Bien qu’il semble que la blessure à la tête du plaignant ait été le plus probablement causée lorsqu’il est tombé et que sa tête a heurté le sol après avoir été menotté, je suis convaincu que le plaignant est tombé tout seul et que les agents impliqués ne l’ont aucunement forcé au sol ni ne lui ont donné des coups à la tête. Il n’y a aucune preuve permettant de conclure que le plaignant a été mis au sol et a reçu plusieurs coups de poing à la tête de la part des agents impliqués, sauf dans le témoignage du plaignant, dont le souvenir des événements est peu fiable à mon avis, pour les raisons que j’ai exposées. Je conclus qu’en vertu du paragraphe 25(1) du Code criminel, les agents impliqués n’ont pas eu recours à plus de force qui était raisonnablement nécessaire dans l’exercice de leurs fonctions légitimes pour appréhender un homme de taille imposante qui était ivre et belligérant et qui refusait de coopérer.

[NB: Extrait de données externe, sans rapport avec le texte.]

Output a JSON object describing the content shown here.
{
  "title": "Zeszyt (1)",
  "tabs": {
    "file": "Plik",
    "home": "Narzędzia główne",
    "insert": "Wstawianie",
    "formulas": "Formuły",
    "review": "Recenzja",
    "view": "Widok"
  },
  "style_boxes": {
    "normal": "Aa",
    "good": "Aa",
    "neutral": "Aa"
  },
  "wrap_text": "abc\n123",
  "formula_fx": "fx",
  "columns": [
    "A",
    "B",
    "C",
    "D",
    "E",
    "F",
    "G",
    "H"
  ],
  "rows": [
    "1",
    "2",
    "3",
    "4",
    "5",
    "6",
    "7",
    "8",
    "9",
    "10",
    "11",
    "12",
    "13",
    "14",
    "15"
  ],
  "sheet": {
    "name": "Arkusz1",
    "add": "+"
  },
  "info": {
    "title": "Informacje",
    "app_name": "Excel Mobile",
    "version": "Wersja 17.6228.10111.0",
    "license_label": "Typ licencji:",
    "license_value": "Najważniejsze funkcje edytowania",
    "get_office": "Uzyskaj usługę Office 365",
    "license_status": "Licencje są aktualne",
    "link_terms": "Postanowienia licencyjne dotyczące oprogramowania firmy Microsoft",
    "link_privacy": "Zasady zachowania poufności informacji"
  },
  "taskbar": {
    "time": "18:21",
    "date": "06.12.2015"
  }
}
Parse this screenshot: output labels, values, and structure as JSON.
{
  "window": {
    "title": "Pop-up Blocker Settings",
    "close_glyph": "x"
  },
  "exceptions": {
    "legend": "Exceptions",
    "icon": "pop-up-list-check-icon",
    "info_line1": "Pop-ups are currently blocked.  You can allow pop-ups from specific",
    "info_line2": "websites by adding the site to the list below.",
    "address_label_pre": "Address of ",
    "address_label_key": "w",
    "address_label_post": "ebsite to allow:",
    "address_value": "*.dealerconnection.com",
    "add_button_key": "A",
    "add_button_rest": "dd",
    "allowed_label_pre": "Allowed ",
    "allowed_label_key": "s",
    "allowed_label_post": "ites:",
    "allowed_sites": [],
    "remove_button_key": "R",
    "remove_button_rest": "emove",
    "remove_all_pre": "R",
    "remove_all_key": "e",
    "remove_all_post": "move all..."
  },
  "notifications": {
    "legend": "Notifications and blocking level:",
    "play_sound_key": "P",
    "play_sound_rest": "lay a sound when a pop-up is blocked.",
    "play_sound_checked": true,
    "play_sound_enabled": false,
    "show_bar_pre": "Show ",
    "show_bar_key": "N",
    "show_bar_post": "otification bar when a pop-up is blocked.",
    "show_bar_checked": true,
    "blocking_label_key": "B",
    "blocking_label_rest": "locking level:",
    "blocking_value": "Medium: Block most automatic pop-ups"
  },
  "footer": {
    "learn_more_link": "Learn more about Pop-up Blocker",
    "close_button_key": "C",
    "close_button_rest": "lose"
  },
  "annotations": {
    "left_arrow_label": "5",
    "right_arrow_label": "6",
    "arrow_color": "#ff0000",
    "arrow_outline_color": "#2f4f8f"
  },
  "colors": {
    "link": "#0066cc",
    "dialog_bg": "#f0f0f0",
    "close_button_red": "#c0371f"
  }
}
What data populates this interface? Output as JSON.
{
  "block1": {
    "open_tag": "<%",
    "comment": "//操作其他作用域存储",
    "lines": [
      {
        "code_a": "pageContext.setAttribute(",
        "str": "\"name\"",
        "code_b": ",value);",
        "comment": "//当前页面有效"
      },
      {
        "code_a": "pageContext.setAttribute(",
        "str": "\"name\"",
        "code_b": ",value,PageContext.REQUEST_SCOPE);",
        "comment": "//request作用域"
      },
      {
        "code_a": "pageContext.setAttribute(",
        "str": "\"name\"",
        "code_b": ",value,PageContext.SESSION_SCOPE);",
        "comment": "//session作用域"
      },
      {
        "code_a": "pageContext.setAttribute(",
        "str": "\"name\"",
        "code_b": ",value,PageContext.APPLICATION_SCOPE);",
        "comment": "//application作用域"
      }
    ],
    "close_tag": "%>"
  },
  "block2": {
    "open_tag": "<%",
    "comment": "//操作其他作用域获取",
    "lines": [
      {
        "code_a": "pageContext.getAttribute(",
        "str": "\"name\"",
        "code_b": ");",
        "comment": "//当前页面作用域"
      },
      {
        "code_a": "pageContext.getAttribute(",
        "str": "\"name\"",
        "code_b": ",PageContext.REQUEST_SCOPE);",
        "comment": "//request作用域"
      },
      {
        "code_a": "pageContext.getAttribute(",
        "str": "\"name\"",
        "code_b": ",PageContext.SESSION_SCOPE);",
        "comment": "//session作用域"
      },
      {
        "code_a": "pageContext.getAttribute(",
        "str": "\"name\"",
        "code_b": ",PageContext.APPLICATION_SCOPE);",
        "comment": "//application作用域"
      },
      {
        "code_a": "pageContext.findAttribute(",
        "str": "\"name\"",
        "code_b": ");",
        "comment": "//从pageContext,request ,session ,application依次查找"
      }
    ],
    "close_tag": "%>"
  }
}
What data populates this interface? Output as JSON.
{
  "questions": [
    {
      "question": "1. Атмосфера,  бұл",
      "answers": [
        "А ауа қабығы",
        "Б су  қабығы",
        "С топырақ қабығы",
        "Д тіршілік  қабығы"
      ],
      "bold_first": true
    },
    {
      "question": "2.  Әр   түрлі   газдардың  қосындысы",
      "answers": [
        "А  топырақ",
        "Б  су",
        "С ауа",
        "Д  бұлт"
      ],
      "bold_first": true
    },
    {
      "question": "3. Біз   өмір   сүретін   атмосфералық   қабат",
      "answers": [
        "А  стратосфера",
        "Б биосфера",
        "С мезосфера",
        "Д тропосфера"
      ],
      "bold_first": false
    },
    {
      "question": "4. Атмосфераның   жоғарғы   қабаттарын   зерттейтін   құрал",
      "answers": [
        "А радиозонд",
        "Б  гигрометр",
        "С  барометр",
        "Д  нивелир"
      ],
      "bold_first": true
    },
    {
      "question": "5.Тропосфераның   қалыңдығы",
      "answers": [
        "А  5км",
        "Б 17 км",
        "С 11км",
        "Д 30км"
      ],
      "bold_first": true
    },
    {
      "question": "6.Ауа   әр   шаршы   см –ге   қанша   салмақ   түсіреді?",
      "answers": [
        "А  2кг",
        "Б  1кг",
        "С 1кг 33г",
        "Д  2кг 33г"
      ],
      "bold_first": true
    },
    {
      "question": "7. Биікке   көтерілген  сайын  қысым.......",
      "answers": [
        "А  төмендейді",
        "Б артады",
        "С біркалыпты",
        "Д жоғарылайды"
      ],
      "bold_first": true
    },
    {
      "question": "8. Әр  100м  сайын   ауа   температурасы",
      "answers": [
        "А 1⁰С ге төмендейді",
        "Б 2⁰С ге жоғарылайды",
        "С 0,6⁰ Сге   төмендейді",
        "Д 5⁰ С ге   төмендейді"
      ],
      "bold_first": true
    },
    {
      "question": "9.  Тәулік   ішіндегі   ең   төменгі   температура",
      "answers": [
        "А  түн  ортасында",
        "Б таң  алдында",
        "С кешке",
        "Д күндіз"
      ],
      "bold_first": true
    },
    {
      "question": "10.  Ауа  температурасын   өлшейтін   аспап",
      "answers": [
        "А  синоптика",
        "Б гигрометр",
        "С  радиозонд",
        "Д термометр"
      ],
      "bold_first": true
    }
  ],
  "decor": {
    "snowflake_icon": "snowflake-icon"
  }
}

Par conséquent, je suis convaincu que dans cette affaire, les actions des agents impliquées, soit l’AI no 1, l’AI no 2 et l’AI no 3, tombaient dans les limites prescrites par le droit criminel et je conclus donc qu’il n’y a aucun motif de croire qu’une infraction criminelle a été commise. Par conséquent, aucune accusation ne sera portée.

Date : 2 novembre 2017

Original signé par

Tony Loparco
Directeur
Unité des enquêtes spéciales

Notes

  • 1) [1] La TC no 1 a refusé de participer à l’enquête. [Retour au texte]
  • 2) [2] Une commotion cérébrale présumée qui serait reliée à la perte de connaissance du plaignant. [Retour au texte]
  • 3) [3] Politique du SPT – Violence conjugale, page 4. [Retour au texte]

Note:

La version originale anglaise signée du rapport fait autorité. En cas de divergence entre cette version et les versions anglaise ou française en ligne, la version originale anglaise signée du rapport l’emporte.